Site C, for example, warrants a serious rethink.
I know, I know: construction of the third dam on the Peace River is going to generate a lot of jobs – an estimated 35,000 direct and indirect – and a lot of renewable energy. Hard to pull the plug on that.
But there are a growing number of hard questions needing more than softball answers.
Public Offerings’ resident megaproject financials enthusiast (Syd C) has compiled a lengthy list. They’re not all going to fit into this stick of type, but here are some key points.
First: the project is going to be very expensive.
Syd C is big on numbers, and Site C is a big number, whichever way you slice it. Around $8 billion according to press release estimates, but it will be closer to $11 billion when all is said and done.
Not to worry, says Hydro. Power rates “are not affected by projects in the development stage.”
Phew! A free ride for a few years, until construction starts, and then someone has to pay all of those short-term jobs with long-term debt. Assuming an $8 billion cost with an 80/20 debt-equity ratio, consumers will be on the hook for around $6.4 billion in debt and interest to service Site C.
Must be worth the investment, though, aside from all those government jobs created. Right, Syd?
Apparently not.
Hydro estimates Site C will add roughly 5,100 gigawatt hours (gWh), or 9%, to the grid of around 55,000 gWh. Syd’s not impressed. The gain, says he, “is dwarfed by the project’s 50% impact on Hydro’s balance sheet.” And because the dam is downstream from the Peace River’s other generating systems, its ability to provide power year-round to meet peak demands (capacity) is a scant 53%.

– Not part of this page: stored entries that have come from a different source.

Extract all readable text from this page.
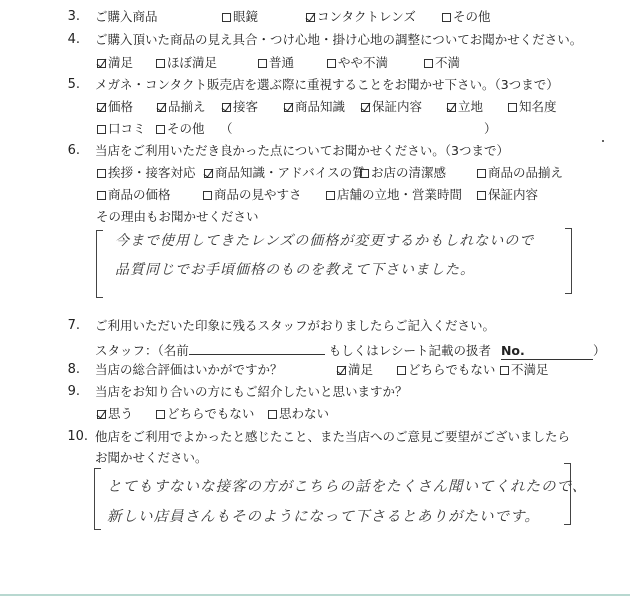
3. ご購入商品	眼鏡	コンタクトレンズ	その他
4. ご購入頂いた商品の見え具合・つけ心地・掛け心地の調整についてお聞かせください。
満足	ほぼ満足	普通	やや不満	不満
5. メガネ・コンタクト販売店を選ぶ際に重視することをお聞かせ下さい。（3つまで）
価格	品揃え	接客	商品知識	保証内容	立地	知名度
口コミ	その他 （	）
6. 当店をご利用いただき良かった点についてお聞かせください。（3つまで）
挨拶・接客対応	商品知識・アドバイスの質 お店の清潔感	商品の品揃え
商品の価格	商品の見やすさ	店舗の立地・営業時間	保証内容
その理由もお聞かせください
今まで使用してきたレンズの価格が変更するかもしれないので
品質同じでお手頃価格のものを教えて下さいました。
7. ご利用いただいた印象に残るスタッフがおりましたらご記入ください。
スタッフ：（名前	もしくはレシート記載の扱者 No.	）
8. 当店の総合評価はいかがですか？	満足	どちらでもない	不満足
9. 当店をお知り合いの方にもご紹介したいと思いますか？
思う	どちらでもない	思わない
10. 他店をご利用でよかったと感じたこと、また当店へのご意見ご要望がございましたら
お聞かせください。
とてもすないな接客の方がこちらの話をたくさん聞いてくれたので、
新しい店員さんもそのようになって下さるとありがたいです。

Site C is also distant from customers. That means roughly 6% to 10% of its power will be lost on its way to market, and, compared with what’s available elsewhere, it will be pricey. According to Hydro, at between $87 and $95 per megawatt hour (mW/h) it’s “among the most cost-effective options available for BC Hydro for a new electricity generation project.”
But, as Syd points out, power from across the border and elsewhere is available at $30 to $41 per mW/h. It’s not just residential consumers who will be saddled with Site C’s higher energy costs. The province’s mining and industrial customers will also have to bear them, which eliminates another competitive edge in the global market.
Meanwhile, as Syd suggests, the natural gas-fired Burrard thermal power generation plant, which has roughly 70% more effective capacity than Site C, could be refurbished to deliver a 100% capacity year-round at a fraction of Site C’s cost and take advantage of B.C.’s abundant natural gas resource. It’s also near the area of most demand, “thus avoiding distribution losses and a flooded valley.”
Syd’s also interested in knowing why Hydro maintains that population growth of roughly 1.2 million (27%) over the next 20 years will increase electricity needs 40% over 2012’s estimated demand when a population increase of 1.1 million (33%) in the previous 20 years increased demand by only 22%.
Good questions that await good answers. In the meantime, they warrant sober second thoughts on a major undertaking that could saddle the province with an energy white elephant it can ill afford.